The key to evaluating new technology is to have specific and measurable KPIs (key performance indicators). For shelf life prediction technology, it may be cost savings and the accuracy of predictions compared to current methods. Having this data will enable you to decide if you should move forward with the solution or try another one.
Once you have proven the technology you’re using provides a return on investment then it’s time to scale up the implementation. You can increase the number of sites, number of produce varieties, number of employee licenses, and more. By scaling the implementation of shelf life prediction, you will also be scaling your food loss and waste savings.
The fresh food value chain is complex and the journey of fruits and vegetables from farm to fork involves many stakeholders. Suppliers aren’t able to track their products after their customers receive them. That’s why it’s important to connect product data between all parties and why blockchain is expected to be so useful in the future. The best shelf life prediction solutions, like OneThird’s, have a cloud platform where you can analyze objective product lifecycle data.
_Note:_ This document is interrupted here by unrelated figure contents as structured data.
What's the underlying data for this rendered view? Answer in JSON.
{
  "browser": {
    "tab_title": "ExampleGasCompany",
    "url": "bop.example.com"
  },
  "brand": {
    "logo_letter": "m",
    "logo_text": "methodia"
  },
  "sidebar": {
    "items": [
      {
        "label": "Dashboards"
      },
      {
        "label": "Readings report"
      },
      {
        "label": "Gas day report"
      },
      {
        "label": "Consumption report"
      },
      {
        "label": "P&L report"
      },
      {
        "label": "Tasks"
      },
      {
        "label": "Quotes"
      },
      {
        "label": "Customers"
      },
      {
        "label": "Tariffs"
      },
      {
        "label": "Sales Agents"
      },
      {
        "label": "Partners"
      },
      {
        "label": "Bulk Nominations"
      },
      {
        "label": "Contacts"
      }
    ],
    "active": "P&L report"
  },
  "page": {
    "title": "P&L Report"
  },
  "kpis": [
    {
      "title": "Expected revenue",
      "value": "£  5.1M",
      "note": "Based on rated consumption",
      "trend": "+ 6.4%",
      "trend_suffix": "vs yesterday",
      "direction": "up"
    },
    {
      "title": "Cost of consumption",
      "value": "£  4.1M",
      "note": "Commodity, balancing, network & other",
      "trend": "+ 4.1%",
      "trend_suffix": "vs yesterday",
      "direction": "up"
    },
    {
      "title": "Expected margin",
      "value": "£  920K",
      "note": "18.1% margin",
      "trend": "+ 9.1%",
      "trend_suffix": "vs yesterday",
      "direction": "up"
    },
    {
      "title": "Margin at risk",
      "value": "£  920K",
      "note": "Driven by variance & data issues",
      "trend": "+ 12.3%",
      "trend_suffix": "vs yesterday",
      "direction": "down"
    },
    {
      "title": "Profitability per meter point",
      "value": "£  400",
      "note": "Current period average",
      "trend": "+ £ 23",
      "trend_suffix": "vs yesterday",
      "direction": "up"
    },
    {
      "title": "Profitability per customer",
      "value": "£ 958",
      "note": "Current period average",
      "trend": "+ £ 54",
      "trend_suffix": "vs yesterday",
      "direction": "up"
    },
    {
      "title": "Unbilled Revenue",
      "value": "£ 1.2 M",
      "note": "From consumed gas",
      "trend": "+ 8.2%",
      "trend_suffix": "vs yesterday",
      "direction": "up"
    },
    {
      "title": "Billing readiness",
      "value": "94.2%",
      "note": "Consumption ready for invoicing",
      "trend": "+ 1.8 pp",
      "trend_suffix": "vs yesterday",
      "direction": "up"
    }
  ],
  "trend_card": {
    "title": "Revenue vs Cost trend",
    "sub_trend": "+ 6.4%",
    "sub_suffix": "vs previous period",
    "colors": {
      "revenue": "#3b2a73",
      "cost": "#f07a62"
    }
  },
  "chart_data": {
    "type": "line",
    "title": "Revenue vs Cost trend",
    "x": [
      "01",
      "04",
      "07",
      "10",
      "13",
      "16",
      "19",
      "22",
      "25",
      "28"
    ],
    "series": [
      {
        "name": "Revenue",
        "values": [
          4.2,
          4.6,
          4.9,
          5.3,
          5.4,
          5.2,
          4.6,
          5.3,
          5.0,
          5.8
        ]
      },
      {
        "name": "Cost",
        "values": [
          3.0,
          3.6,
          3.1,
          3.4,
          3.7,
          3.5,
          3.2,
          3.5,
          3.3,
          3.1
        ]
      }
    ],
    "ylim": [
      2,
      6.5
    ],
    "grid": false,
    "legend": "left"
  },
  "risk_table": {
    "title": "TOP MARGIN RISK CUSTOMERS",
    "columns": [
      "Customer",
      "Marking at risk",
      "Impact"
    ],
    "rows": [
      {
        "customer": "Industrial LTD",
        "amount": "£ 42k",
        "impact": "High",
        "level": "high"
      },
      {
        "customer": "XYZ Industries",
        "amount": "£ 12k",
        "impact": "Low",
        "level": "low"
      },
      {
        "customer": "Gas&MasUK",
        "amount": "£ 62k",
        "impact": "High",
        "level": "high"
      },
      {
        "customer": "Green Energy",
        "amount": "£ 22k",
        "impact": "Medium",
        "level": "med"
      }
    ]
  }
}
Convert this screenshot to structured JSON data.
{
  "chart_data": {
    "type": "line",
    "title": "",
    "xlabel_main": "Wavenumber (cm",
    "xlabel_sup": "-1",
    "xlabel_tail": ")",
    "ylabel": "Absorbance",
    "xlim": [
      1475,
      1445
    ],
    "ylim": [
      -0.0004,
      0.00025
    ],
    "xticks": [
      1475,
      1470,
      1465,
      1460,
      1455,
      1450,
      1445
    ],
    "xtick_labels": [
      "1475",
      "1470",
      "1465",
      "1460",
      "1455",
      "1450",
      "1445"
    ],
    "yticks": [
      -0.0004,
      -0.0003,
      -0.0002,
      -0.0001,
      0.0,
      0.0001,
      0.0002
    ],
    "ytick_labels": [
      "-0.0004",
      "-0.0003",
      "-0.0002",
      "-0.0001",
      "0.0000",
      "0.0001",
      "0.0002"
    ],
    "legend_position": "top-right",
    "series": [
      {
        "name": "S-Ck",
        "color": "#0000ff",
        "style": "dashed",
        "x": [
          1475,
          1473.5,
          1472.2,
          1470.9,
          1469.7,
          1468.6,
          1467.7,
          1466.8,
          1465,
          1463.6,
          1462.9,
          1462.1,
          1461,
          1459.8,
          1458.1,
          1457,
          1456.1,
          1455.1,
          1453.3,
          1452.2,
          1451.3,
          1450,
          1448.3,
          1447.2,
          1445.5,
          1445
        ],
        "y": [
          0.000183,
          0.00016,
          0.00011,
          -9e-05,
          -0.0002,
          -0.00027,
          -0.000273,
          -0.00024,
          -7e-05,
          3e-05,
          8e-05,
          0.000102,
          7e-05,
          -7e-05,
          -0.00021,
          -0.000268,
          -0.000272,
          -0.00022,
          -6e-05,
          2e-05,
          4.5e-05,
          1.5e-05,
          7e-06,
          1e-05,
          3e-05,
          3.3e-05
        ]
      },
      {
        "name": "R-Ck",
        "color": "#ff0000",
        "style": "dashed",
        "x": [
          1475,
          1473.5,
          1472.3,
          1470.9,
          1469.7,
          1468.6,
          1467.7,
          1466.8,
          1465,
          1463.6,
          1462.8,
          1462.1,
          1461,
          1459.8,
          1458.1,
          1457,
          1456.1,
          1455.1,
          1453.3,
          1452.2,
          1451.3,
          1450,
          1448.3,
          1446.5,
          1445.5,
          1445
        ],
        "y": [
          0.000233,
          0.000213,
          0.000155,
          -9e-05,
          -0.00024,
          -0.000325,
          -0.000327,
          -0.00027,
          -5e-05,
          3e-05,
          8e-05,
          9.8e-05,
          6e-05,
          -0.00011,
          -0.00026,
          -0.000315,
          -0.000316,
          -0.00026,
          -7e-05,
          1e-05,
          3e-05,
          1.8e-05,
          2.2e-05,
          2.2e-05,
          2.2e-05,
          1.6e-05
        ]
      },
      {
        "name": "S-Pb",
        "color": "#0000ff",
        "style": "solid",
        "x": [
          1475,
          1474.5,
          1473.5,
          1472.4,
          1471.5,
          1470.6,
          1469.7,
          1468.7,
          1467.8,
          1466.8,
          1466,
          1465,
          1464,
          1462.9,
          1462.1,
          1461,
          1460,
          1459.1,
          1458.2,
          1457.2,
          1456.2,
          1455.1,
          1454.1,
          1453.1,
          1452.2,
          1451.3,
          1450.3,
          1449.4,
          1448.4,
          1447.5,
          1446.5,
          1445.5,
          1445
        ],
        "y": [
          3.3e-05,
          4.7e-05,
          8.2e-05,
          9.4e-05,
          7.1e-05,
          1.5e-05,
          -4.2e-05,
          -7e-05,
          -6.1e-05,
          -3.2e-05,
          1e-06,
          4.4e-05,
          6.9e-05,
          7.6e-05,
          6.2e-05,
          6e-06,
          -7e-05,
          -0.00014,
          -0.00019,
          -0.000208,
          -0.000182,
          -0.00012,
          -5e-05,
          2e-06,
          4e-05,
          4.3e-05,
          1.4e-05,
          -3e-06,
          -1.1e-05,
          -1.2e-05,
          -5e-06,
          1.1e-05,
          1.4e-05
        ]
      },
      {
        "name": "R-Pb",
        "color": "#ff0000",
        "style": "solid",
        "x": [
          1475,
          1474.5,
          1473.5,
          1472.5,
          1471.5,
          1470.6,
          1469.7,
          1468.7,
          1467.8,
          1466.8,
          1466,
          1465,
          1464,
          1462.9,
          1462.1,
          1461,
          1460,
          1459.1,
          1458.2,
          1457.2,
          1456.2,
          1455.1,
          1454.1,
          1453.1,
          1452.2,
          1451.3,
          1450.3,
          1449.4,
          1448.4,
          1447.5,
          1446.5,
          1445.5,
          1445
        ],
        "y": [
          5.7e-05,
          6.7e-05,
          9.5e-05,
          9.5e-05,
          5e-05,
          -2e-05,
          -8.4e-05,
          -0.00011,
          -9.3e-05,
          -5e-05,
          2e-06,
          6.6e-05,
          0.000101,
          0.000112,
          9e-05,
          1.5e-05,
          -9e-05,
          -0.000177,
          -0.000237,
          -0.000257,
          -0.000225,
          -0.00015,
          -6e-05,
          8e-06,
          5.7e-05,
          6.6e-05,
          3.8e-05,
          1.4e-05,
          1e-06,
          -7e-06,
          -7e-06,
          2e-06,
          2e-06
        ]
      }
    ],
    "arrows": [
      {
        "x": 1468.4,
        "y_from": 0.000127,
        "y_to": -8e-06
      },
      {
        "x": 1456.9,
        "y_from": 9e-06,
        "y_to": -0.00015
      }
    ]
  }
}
This data is key to improving freshness management.
For technological solutions, it is typically best to have them fit into your existing processes where possible. This reduces complexity and improves utility. Obviously, your employees aren’t currently holding a handheld shelf life scanner to a set sample of products yet. So you may add some steps. However, the steps you add should all contribute to labor and food waste savings. It can even remove some steps to simplify your processes (like static shelf life testing). Because shelf life prediction technology is so flexible, it can often be “plugged in” to your existing procedures.
At the core of shelf life predictions are algorithms that analyze multiple data sources. By adding more data sources, these algorithms can become more accurate and give a more complete picture of a product’s lifecycle. For example, adding temperature/humidity data to an algorithm based mainly on spectroscopy can account for shipping conditions more holistically. Because this technology is so new, this hasn’t been done much yet in the industry. However, this is a logical next step and one that is on the roadmap for most companies.
OneThird’s mission is to become the objective quality standard from farm to fork. As Friends of Champions 12.3, we are working to halve global food loss and waste by 2030. We offer handheld spectroscopy scanners, shelf life algorithms, and a cloud platform for analyzing data. We develop customized shelf life prediction solutions so any business in the value chain can reduce food waste, improve freshness, and save money.
With thin margins in the fresh food industry, automation is a straightforward way of reducing costs. With shelf life prediction, you can automate several processes. This may include sorting lines, shipping allocations, and quality assessments.
The goal of any quality measurement is to ensure customers receive a good product. When it comes to food, customers care just as much about taste and nutrition as they do freshness and physical appearance. It’s possible that in the future, there will be reliable technology to give objective measurements for taste and nutrition. Produce suppliers can then measure these two metrics to ensure they have the happiest possible customers.
Like the computer in the ’80s, once a technology is proven to work and seen as useful then it can move into the consumer space. The same might apply for shelf life prediction. Shoppers may soon have handheld spectrometers they can use in a supermarket to assess fresh produce. Retailers will have more demand to provide the best taste, nutrition, and freshness as a result.